Buster came home from 4th grade with a job application. This labor shortage must be getting pretty bad, I thought, if they’re recruiting workers in elementary school. On the bright side, if it were an application to work in a restaurant, maybe he’d get a gig as bartender and I could score some free drinks.
It turned out it was only an application for one of the classroom chores listed on the back of the paper. There are classroom tasks for the kids to do, and they must choose which one they’d prefer and apply for it. This strikes me as a creative exercise for the students, but I’m still a little disappointed at the lost dream of free drinks.
Buster was not as appreciative of the exercise as I was. First, he couldn’t decide which job he wanted. He asked me to choose for him, but I refused.

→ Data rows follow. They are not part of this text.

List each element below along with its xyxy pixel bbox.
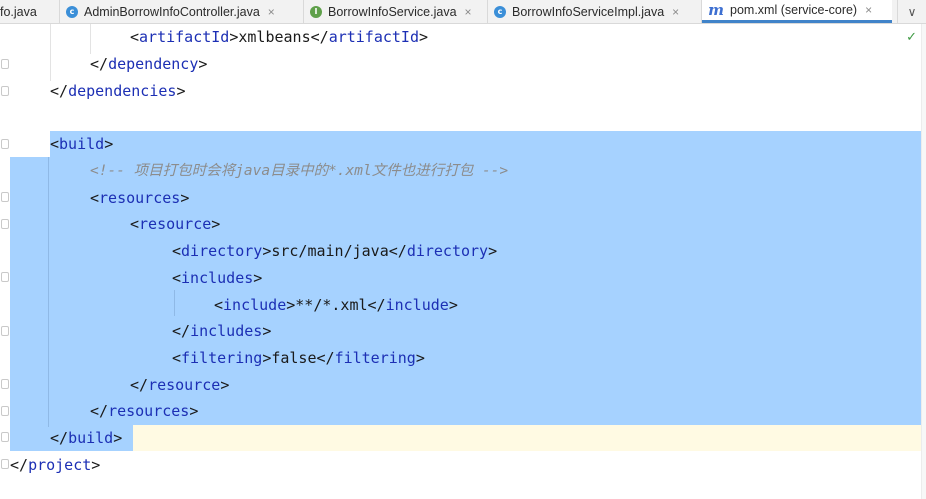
indent-guide: [48, 157, 49, 427]
code-line-resource-close: </resource>: [130, 376, 230, 394]
xml-tag: directory: [406, 242, 489, 260]
tab-pom-xml[interactable]: m pom.xml (service-core) ×: [702, 0, 892, 23]
code-line-project-close: </project>: [10, 456, 101, 474]
fold-marker-icon[interactable]: [1, 86, 9, 96]
xml-tag: resources: [99, 189, 181, 207]
selection-highlight: [50, 131, 922, 157]
fold-marker-icon[interactable]: [1, 59, 9, 69]
code-line-resources-close: </resources>: [90, 402, 199, 420]
xml-tag: include: [223, 296, 287, 314]
xml-text: src/main/java: [271, 242, 389, 260]
fold-marker-icon[interactable]: [1, 326, 9, 336]
close-icon[interactable]: ×: [268, 5, 275, 19]
xml-tag: artifactId: [328, 28, 419, 46]
tab-admin-borrow-info-controller[interactable]: c AdminBorrowInfoController.java ×: [60, 0, 304, 23]
code-line-comment: <!-- 项目打包时会将java目录中的*.xml文件也进行打包 -->: [90, 163, 509, 179]
tab-label: BorrowInfoService.java: [328, 4, 457, 19]
close-icon[interactable]: ×: [672, 5, 679, 19]
xml-tag: dependencies: [68, 82, 177, 100]
code-line-resources-open: <resources>: [90, 189, 190, 207]
code-line-artifact-id: <artifactId>xmlbeans</artifactId>: [130, 28, 429, 46]
interface-icon: I: [310, 5, 322, 18]
xml-tag: resource: [148, 376, 221, 394]
xml-tag: filtering: [334, 349, 416, 367]
xml-tag: project: [28, 456, 92, 474]
indent-guide: [90, 24, 91, 54]
code-line-resource-open: <resource>: [130, 215, 221, 233]
xml-tag: filtering: [181, 349, 263, 367]
tab-label: BorrowInfoServiceImpl.java: [512, 4, 665, 19]
tab-list-dropdown-icon[interactable]: ∨: [897, 0, 926, 23]
xml-tag: directory: [181, 242, 263, 260]
fold-marker-icon[interactable]: [1, 139, 9, 149]
class-icon: c: [66, 5, 78, 18]
tab-label: AdminBorrowInfoController.java: [84, 4, 260, 19]
close-icon[interactable]: ×: [465, 5, 472, 19]
indent-guide: [174, 290, 175, 316]
code-line-directory: <directory>src/main/java</directory>: [172, 242, 498, 260]
code-line-dependencies-close: </dependencies>: [50, 82, 186, 100]
tab-fo-java[interactable]: fo.java: [0, 0, 60, 23]
code-editor[interactable]: <artifactId>xmlbeans</artifactId> </depe…: [0, 24, 926, 499]
class-icon: c: [494, 5, 506, 18]
editor-scrollbar[interactable]: [921, 24, 926, 499]
code-line-include: <include>**/*.xml</include>: [214, 296, 458, 314]
code-line-includes-close: </includes>: [172, 322, 272, 340]
tab-label: fo.java: [0, 4, 37, 19]
xml-tag: resources: [108, 402, 190, 420]
xml-tag: build: [59, 135, 105, 153]
maven-icon: m: [708, 1, 724, 19]
fold-marker-icon[interactable]: [1, 272, 9, 282]
indent-guide: [50, 24, 51, 81]
xml-tag: includes: [181, 269, 254, 287]
editor-tab-bar: fo.java c AdminBorrowInfoController.java…: [0, 0, 926, 24]
code-line-filtering: <filtering>false</filtering>: [172, 349, 425, 367]
xml-tag: build: [68, 429, 114, 447]
caret-line-highlight: [10, 425, 922, 451]
code-line-includes-open: <includes>: [172, 269, 263, 287]
xml-tag: artifactId: [139, 28, 230, 46]
xml-tag: includes: [190, 322, 263, 340]
xml-tag: resource: [139, 215, 212, 233]
inspection-ok-check-icon[interactable]: ✓: [906, 30, 917, 45]
fold-marker-icon[interactable]: [1, 219, 9, 229]
fold-marker-icon[interactable]: [1, 406, 9, 416]
close-icon[interactable]: ×: [865, 3, 872, 17]
xml-text: **/*.xml: [295, 296, 368, 314]
fold-marker-icon[interactable]: [1, 379, 9, 389]
xml-tag: include: [385, 296, 449, 314]
xml-tag: dependency: [108, 55, 199, 73]
ide-window: fo.java c AdminBorrowInfoController.java…: [0, 0, 926, 499]
code-line-build-close: </build>: [50, 429, 123, 447]
code-line-build-open: <build>: [50, 135, 114, 153]
xml-text: xmlbeans: [238, 28, 311, 46]
fold-marker-icon[interactable]: [1, 192, 9, 202]
fold-marker-icon[interactable]: [1, 459, 9, 469]
xml-text: false: [271, 349, 317, 367]
tab-label: pom.xml (service-core): [730, 3, 858, 17]
tab-borrow-info-service-impl[interactable]: c BorrowInfoServiceImpl.java ×: [488, 0, 702, 23]
code-line-dependency-close: </dependency>: [90, 55, 208, 73]
tab-borrow-info-service[interactable]: I BorrowInfoService.java ×: [304, 0, 488, 23]
fold-marker-icon[interactable]: [1, 432, 9, 442]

I wasn’t going to spend the school year hearing him whine that I had picked out a lousy career for him. Besides, it wasn’t my choice to make.
Take care choosing your 4th grade job; you could be doing it a long time.
At last, he decided to apply to be the class “Substitute.” This is the kid who does the job of any of the more ambitious kids when they call in sick. The choice didn’t exactly scream “initiative” at me, but it was his choice.
Next he had to explain why he wanted this job. This was a huge hurdle for the boy. He fretted and pouted and whined, begging me to answer this for him.
I told him I couldn’t explain his choice. He was the only person who could do that. “Just write down why you chose that job,” I told him.
“I don’t know why,” he whined. “I just picked it randomly.”
“Then write that down,” I replied. I knew he didn’t feel like that was as adequate answer. Also, I had a feeling it wasn’t 100% true.
“I can’t say that!” he protested.
“Is that why you picked it?”
“And you don’t have to do much.”
Aha! The truth comes out! Imagine a nine-year-old boy wanting to avoid doing chores! Scandalous!
“But I can’t put that down as my reason,” he said. “Can you tell me what to write?”
“No. I can’t. This is where you have to think for yourself. If you don’t want to tell the real reason, you have to think of something else that makes sense.”
“Can you just tell me?” he pleaded.
“No. This is why you go to school. To learn how to think, so you can lie plausibly.”
After more pouting, he settled upon the explanation that he liked to do a variety of jobs, which I thought was as credible as it was disingenuous.
Some people work hard at useful tasks, and some people work hard at excusing themselves from such tasks. Sometimes the excuses end up being more burdensome than the original tasks. I wonder if, in all his application angst, that truth ever occurred to Buster.